Exemplo B. Eu também quis aprender inglês. Então, eu estudei todo o livro de escola em 6 meses. Depois, eu ganhei vários quilos de livros usados de uma professora, que hoje está aposentada. Eu estudei todo o material cuidadosamente todos os dias e aprendi inglês em 5 anos. Não posso dizer que sou fluente, mas aprendi tudo que eu queria.

Da mesma forma que no exemplo anterior, seria de se esperar que o meu vínculo com ela se estendesse além do inglês. Afinal, ela me conhece desde pequeno. Mas isso não aconteceu.

Eu peguei o material, aprendi inglês e pronto. Eu não prossegui com a amizade, pelo menos não da maneira esperada. Nunca foi sobre a pessoa; sempre foi sobre inglês.

Essa minha tendência pode ser facilmente mal interpretada. Eu poderia ter perdido vários amigos no processo. Mas eu não perdi. Por quê? Porque eles gostam de mim de verdade e eu tenho evidências para provar isso. Demorei um pouco para coletá-las, mas eu tenho.

Por toda a minha vida, eu nunca tive interesse nas pessoas só pelo fato delas serem pessoas. Elas sempre foram uma ponte que eu tinha de atravessar. A sorte é que eu consegui excelentes pontes, em cujas qualidades eu me espelho.

No entanto, só porque os meus amigos não podem sentir o que eu sinto por eles não significa que eu não sinta nada. E o mesmo se dá no sentido oposto. Mas eu garanto que sempre vou ajudá-los.

Talvez eles não possam contar comigo para estar num casamento, numa festa, numa formatura ou num funeral. Mas depois que a euforia social passar, eu estarei lá, seja para dar meus pêsames, seja para dar meus parabéns.

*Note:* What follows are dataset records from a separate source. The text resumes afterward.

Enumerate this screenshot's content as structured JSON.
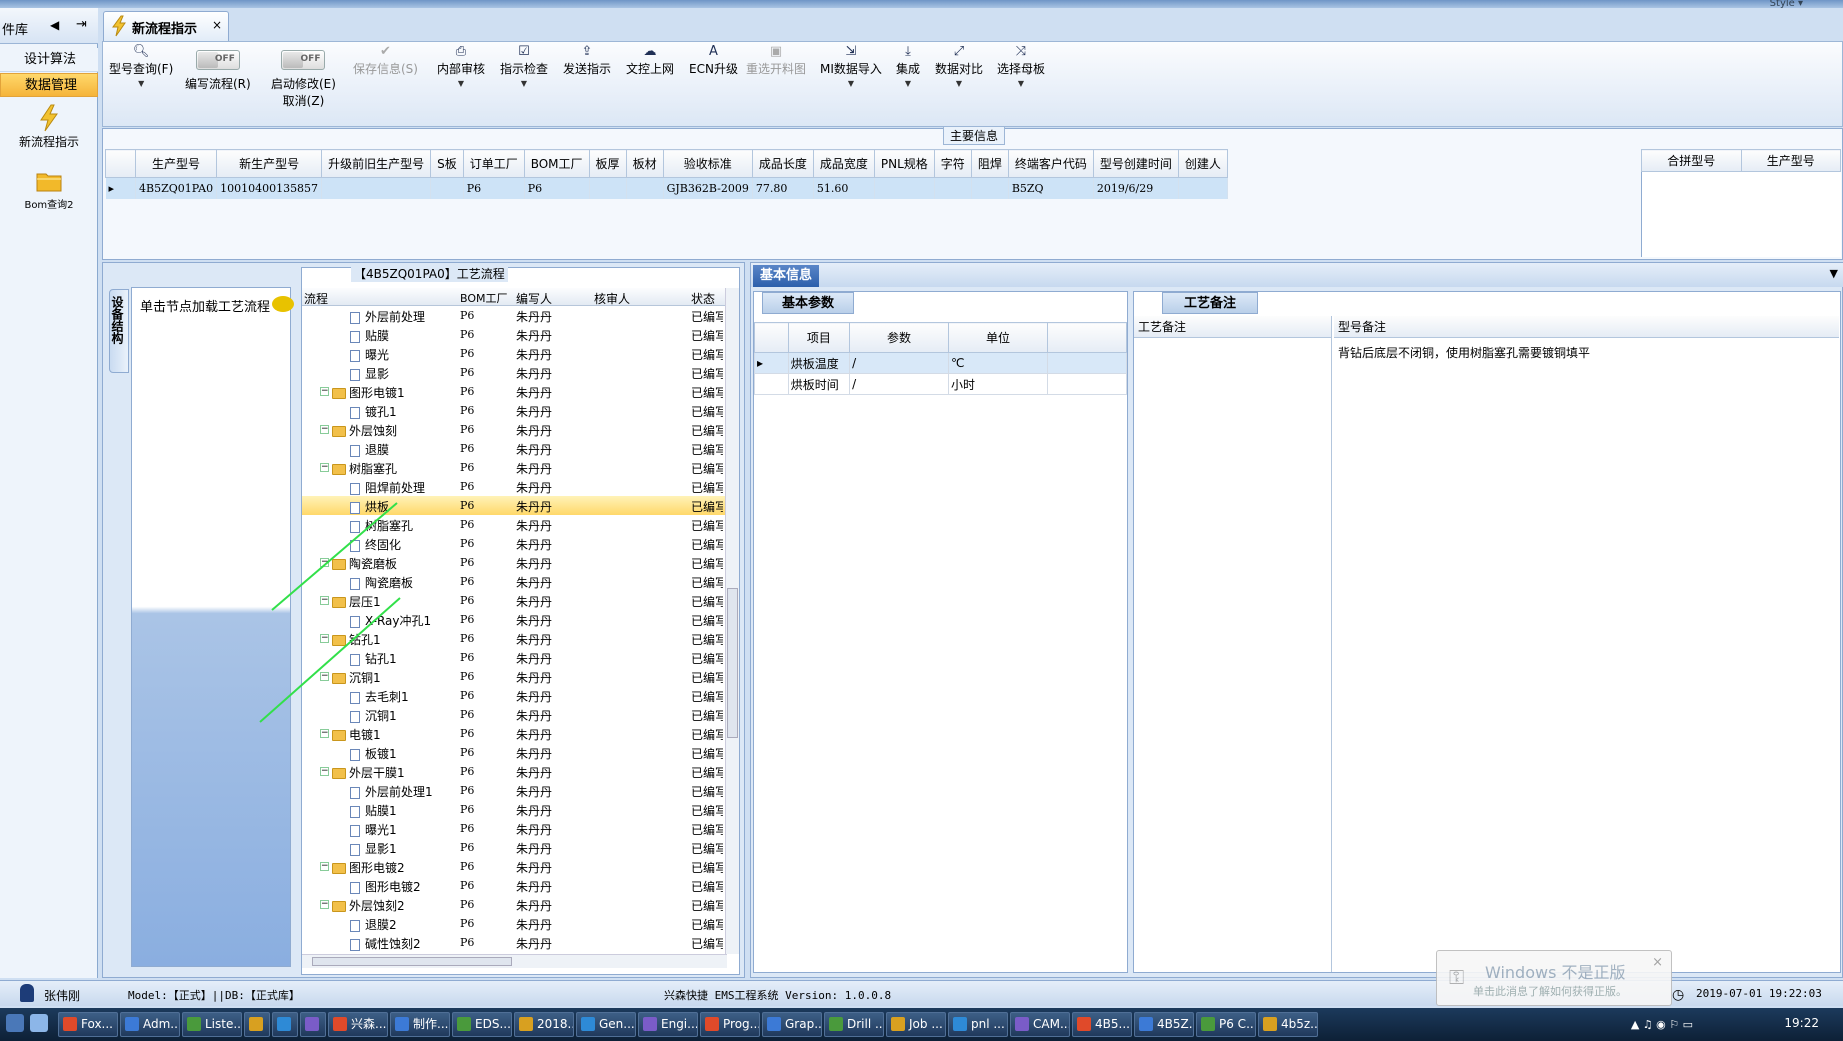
{
  "app": {
    "style_label": "Style ▾"
  },
  "leftnav": {
    "title": "件库",
    "items": [
      {
        "label": "设计算法"
      },
      {
        "label": "数据管理"
      }
    ],
    "tiles": [
      {
        "label": "新流程指示",
        "icon": "lightning-icon"
      },
      {
        "label": "Bom查询2",
        "icon": "folder-icon"
      }
    ]
  },
  "doc_tab": {
    "title": "新流程指示",
    "close": "×"
  },
  "toolbar": {
    "items": [
      {
        "label": "型号查询(F)",
        "icon": "search-icon"
      },
      {
        "label": "编写流程(R)",
        "toggle": "OFF"
      },
      {
        "label": "启动修改(E)",
        "label2": "取消(Z)",
        "toggle": "OFF"
      },
      {
        "label": "保存信息(S)",
        "icon": "check-icon"
      },
      {
        "label": "内部审核",
        "icon": "printer-icon"
      },
      {
        "label": "指示检查",
        "icon": "checklist-icon"
      },
      {
        "label": "发送指示",
        "icon": "upload-icon"
      },
      {
        "label": "文控上网",
        "icon": "cloud-upload-icon"
      },
      {
        "label": "ECN升级",
        "icon": "font-icon"
      },
      {
        "label": "重选开料图",
        "icon": "image-icon"
      },
      {
        "label": "MI数据导入",
        "icon": "import-icon"
      },
      {
        "label": "集成",
        "icon": "download-icon"
      },
      {
        "label": "数据对比",
        "icon": "compare-icon"
      },
      {
        "label": "选择母板",
        "icon": "shuffle-icon"
      }
    ]
  },
  "main_info": {
    "title": "主要信息",
    "columns": [
      "生产型号",
      "新生产型号",
      "升级前旧生产型号",
      "S板",
      "订单工厂",
      "BOM工厂",
      "板厚",
      "板材",
      "验收标准",
      "成品长度",
      "成品宽度",
      "PNL规格",
      "字符",
      "阻焊",
      "终端客户代码",
      "型号创建时间",
      "创建人"
    ],
    "row": [
      "4B5ZQ01PA0",
      "10010400135857",
      "",
      "",
      "P6",
      "P6",
      "",
      "",
      "GJB362B-2009",
      "77.80",
      "51.60",
      "",
      "",
      "",
      "B5ZQ",
      "2019/6/29",
      ""
    ],
    "merge_columns": [
      "合拼型号",
      "生产型号"
    ]
  },
  "side_tab": {
    "label": "设备结构"
  },
  "load_hint": "单击节点加载工艺流程",
  "flow": {
    "caption": "【4B5ZQ01PA0】工艺流程",
    "headers": {
      "flow": "流程",
      "bom": "BOM工厂",
      "author": "编写人",
      "reviewer": "核审人",
      "status": "状态"
    },
    "rows": [
      {
        "name": "外层前处理",
        "level": 2,
        "bom": "P6",
        "author": "朱丹丹",
        "status": "已编写"
      },
      {
        "name": "贴膜",
        "level": 2,
        "bom": "P6",
        "author": "朱丹丹",
        "status": "已编写"
      },
      {
        "name": "曝光",
        "level": 2,
        "bom": "P6",
        "author": "朱丹丹",
        "status": "已编写"
      },
      {
        "name": "显影",
        "level": 2,
        "bom": "P6",
        "author": "朱丹丹",
        "status": "已编写"
      },
      {
        "name": "图形电镀1",
        "level": 1,
        "bom": "P6",
        "author": "朱丹丹",
        "status": "已编写"
      },
      {
        "name": "镀孔1",
        "level": 2,
        "bom": "P6",
        "author": "朱丹丹",
        "status": "已编写"
      },
      {
        "name": "外层蚀刻",
        "level": 1,
        "bom": "P6",
        "author": "朱丹丹",
        "status": "已编写"
      },
      {
        "name": "退膜",
        "level": 2,
        "bom": "P6",
        "author": "朱丹丹",
        "status": "已编写"
      },
      {
        "name": "树脂塞孔",
        "level": 1,
        "bom": "P6",
        "author": "朱丹丹",
        "status": "已编写"
      },
      {
        "name": "阻焊前处理",
        "level": 2,
        "bom": "P6",
        "author": "朱丹丹",
        "status": "已编写"
      },
      {
        "name": "烘板",
        "level": 2,
        "bom": "P6",
        "author": "朱丹丹",
        "status": "已编写",
        "selected": true
      },
      {
        "name": "树脂塞孔",
        "level": 2,
        "bom": "P6",
        "author": "朱丹丹",
        "status": "已编写"
      },
      {
        "name": "终固化",
        "level": 2,
        "bom": "P6",
        "author": "朱丹丹",
        "status": "已编写"
      },
      {
        "name": "陶瓷磨板",
        "level": 1,
        "bom": "P6",
        "author": "朱丹丹",
        "status": "已编写"
      },
      {
        "name": "陶瓷磨板",
        "level": 2,
        "bom": "P6",
        "author": "朱丹丹",
        "status": "已编写"
      },
      {
        "name": "层压1",
        "level": 1,
        "bom": "P6",
        "author": "朱丹丹",
        "status": "已编写"
      },
      {
        "name": "X-Ray冲孔1",
        "level": 2,
        "bom": "P6",
        "author": "朱丹丹",
        "status": "已编写"
      },
      {
        "name": "钻孔1",
        "level": 1,
        "bom": "P6",
        "author": "朱丹丹",
        "status": "已编写"
      },
      {
        "name": "钻孔1",
        "level": 2,
        "bom": "P6",
        "author": "朱丹丹",
        "status": "已编写"
      },
      {
        "name": "沉铜1",
        "level": 1,
        "bom": "P6",
        "author": "朱丹丹",
        "status": "已编写"
      },
      {
        "name": "去毛刺1",
        "level": 2,
        "bom": "P6",
        "author": "朱丹丹",
        "status": "已编写"
      },
      {
        "name": "沉铜1",
        "level": 2,
        "bom": "P6",
        "author": "朱丹丹",
        "status": "已编写"
      },
      {
        "name": "电镀1",
        "level": 1,
        "bom": "P6",
        "author": "朱丹丹",
        "status": "已编写"
      },
      {
        "name": "板镀1",
        "level": 2,
        "bom": "P6",
        "author": "朱丹丹",
        "status": "已编写"
      },
      {
        "name": "外层干膜1",
        "level": 1,
        "bom": "P6",
        "author": "朱丹丹",
        "status": "已编写"
      },
      {
        "name": "外层前处理1",
        "level": 2,
        "bom": "P6",
        "author": "朱丹丹",
        "status": "已编写"
      },
      {
        "name": "贴膜1",
        "level": 2,
        "bom": "P6",
        "author": "朱丹丹",
        "status": "已编写"
      },
      {
        "name": "曝光1",
        "level": 2,
        "bom": "P6",
        "author": "朱丹丹",
        "status": "已编写"
      },
      {
        "name": "显影1",
        "level": 2,
        "bom": "P6",
        "author": "朱丹丹",
        "status": "已编写"
      },
      {
        "name": "图形电镀2",
        "level": 1,
        "bom": "P6",
        "author": "朱丹丹",
        "status": "已编写"
      },
      {
        "name": "图形电镀2",
        "level": 2,
        "bom": "P6",
        "author": "朱丹丹",
        "status": "已编写"
      },
      {
        "name": "外层蚀刻2",
        "level": 1,
        "bom": "P6",
        "author": "朱丹丹",
        "status": "已编写"
      },
      {
        "name": "退膜2",
        "level": 2,
        "bom": "P6",
        "author": "朱丹丹",
        "status": "已编写"
      },
      {
        "name": "碱性蚀刻2",
        "level": 2,
        "bom": "P6",
        "author": "朱丹丹",
        "status": "已编写"
      }
    ]
  },
  "right": {
    "tab": "基本信息",
    "params_tab": "基本参数",
    "params_headers": [
      "项目",
      "参数",
      "单位"
    ],
    "params": [
      {
        "item": "烘板温度",
        "value": "/",
        "unit": "℃"
      },
      {
        "item": "烘板时间",
        "value": "/",
        "unit": "小时"
      }
    ],
    "notes_tab": "工艺备注",
    "notes_headers": [
      "工艺备注",
      "型号备注"
    ],
    "model_note": "背钻后底层不闭铜，使用树脂塞孔需要镀铜填平"
  },
  "status": {
    "user": "张伟刚",
    "model": "Model:【正式】||DB:【正式库】",
    "system": "兴森快捷 EMS工程系统 Version: 1.0.0.8",
    "datetime": "2019-07-01 19:22:03"
  },
  "notification": {
    "title": "Windows 不是正版",
    "subtitle": "单击此消息了解如何获得正版。"
  },
  "taskbar": {
    "tasks": [
      "Fox...",
      "Adm...",
      "Liste...",
      "",
      "",
      "",
      "兴森...",
      "制作...",
      "EDS...",
      "2018...",
      "Gen...",
      "Engi...",
      "Prog...",
      "Grap...",
      "Drill ...",
      "Job ...",
      "pnl ...",
      "CAM...",
      "4B5...",
      "4B5Z...",
      "P6 C...",
      "4b5z..."
    ],
    "clock": "19:22"
  }
}
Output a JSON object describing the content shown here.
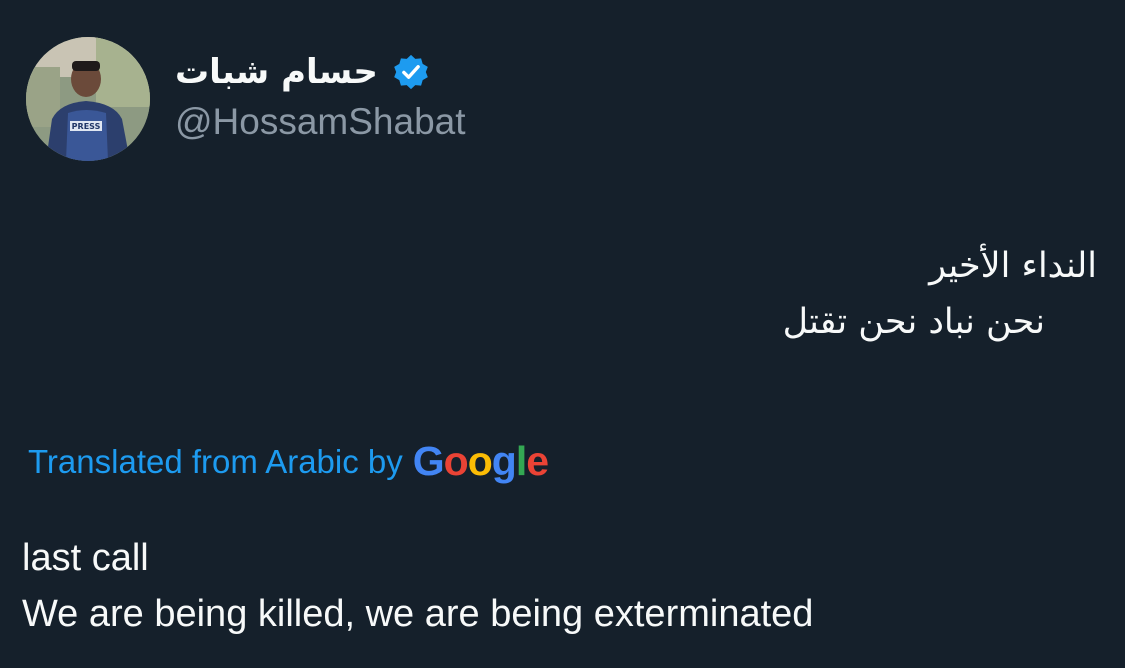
{
  "author": {
    "display_name": "حسام شبات",
    "handle": "@HossamShabat",
    "verified": true,
    "avatar_vest_text": "PRESS"
  },
  "tweet": {
    "original_lines": [
      "النداء الأخير",
      "نحن نباد نحن تقتل"
    ],
    "translation_label": "Translated from Arabic by",
    "translation_provider": "Google",
    "translated_lines": [
      "last call",
      "We are being killed, we are being exterminated"
    ]
  },
  "colors": {
    "background": "#15202b",
    "accent": "#1d9bf0",
    "secondary_text": "#8b98a5",
    "google_blue": "#4285f4",
    "google_red": "#ea4335",
    "google_yellow": "#fbbc05",
    "google_green": "#34a853"
  },
  "icons": {
    "verified": "verified-badge-icon",
    "avatar": "profile-photo"
  }
}
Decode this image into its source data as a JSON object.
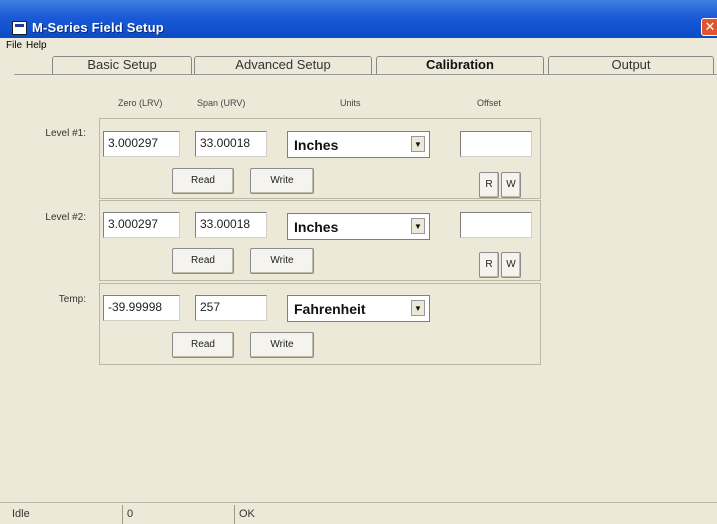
{
  "window": {
    "title": "M-Series Field Setup",
    "close": "✕"
  },
  "menu": {
    "file": "File",
    "help": "Help"
  },
  "tabs": [
    {
      "label": "Basic Setup"
    },
    {
      "label": "Advanced Setup"
    },
    {
      "label": "Calibration",
      "active": true
    },
    {
      "label": "Output"
    }
  ],
  "columns": {
    "zero": "Zero (LRV)",
    "span": "Span (URV)",
    "units": "Units",
    "offset": "Offset"
  },
  "level1": {
    "label": "Level #1:",
    "zero": "3.000297",
    "span": "33.00018",
    "units": "Inches",
    "offset": "",
    "read": "Read",
    "write": "Write",
    "r": "R",
    "w": "W"
  },
  "level2": {
    "label": "Level #2:",
    "zero": "3.000297",
    "span": "33.00018",
    "units": "Inches",
    "offset": "",
    "read": "Read",
    "write": "Write",
    "r": "R",
    "w": "W"
  },
  "temp": {
    "label": "Temp:",
    "zero": "-39.99998",
    "span": "257",
    "units": "Fahrenheit",
    "read": "Read",
    "write": "Write"
  },
  "status": {
    "state": "Idle",
    "count": "0",
    "message": "OK"
  }
}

Essa é a minha especialidade. Eu consigo demonstrar o que eu sinto com grande precisão, e eu não posso me dar ao luxo de passar despercebido no meio de uma multidão de outros amigos. Eu não sou igual os outros. Só eu sei como os meus sentimentos são fortes, e só eu posso valorizar isso. É o que eu faço.

Portanto, embora eu tenha feito poucas coisas na minha vida para realmente me aproximar de outros, eu realmente valorizo a presença dos meus pais, irmãos, tios e vários outros na minha vida. Sem eles, a minha vida seria muito mais imprevisível e difícil.

Então, só porque uns poucos não enxergam o quanto você brilha nessa vida, nunca desista das pessoas por causa disso. Mesmo que você não tenha tanto apoio da família e dos amigos como gostaria, eu sei que existe alguém que está disposto a amar e te valorizar exatamente como você merece.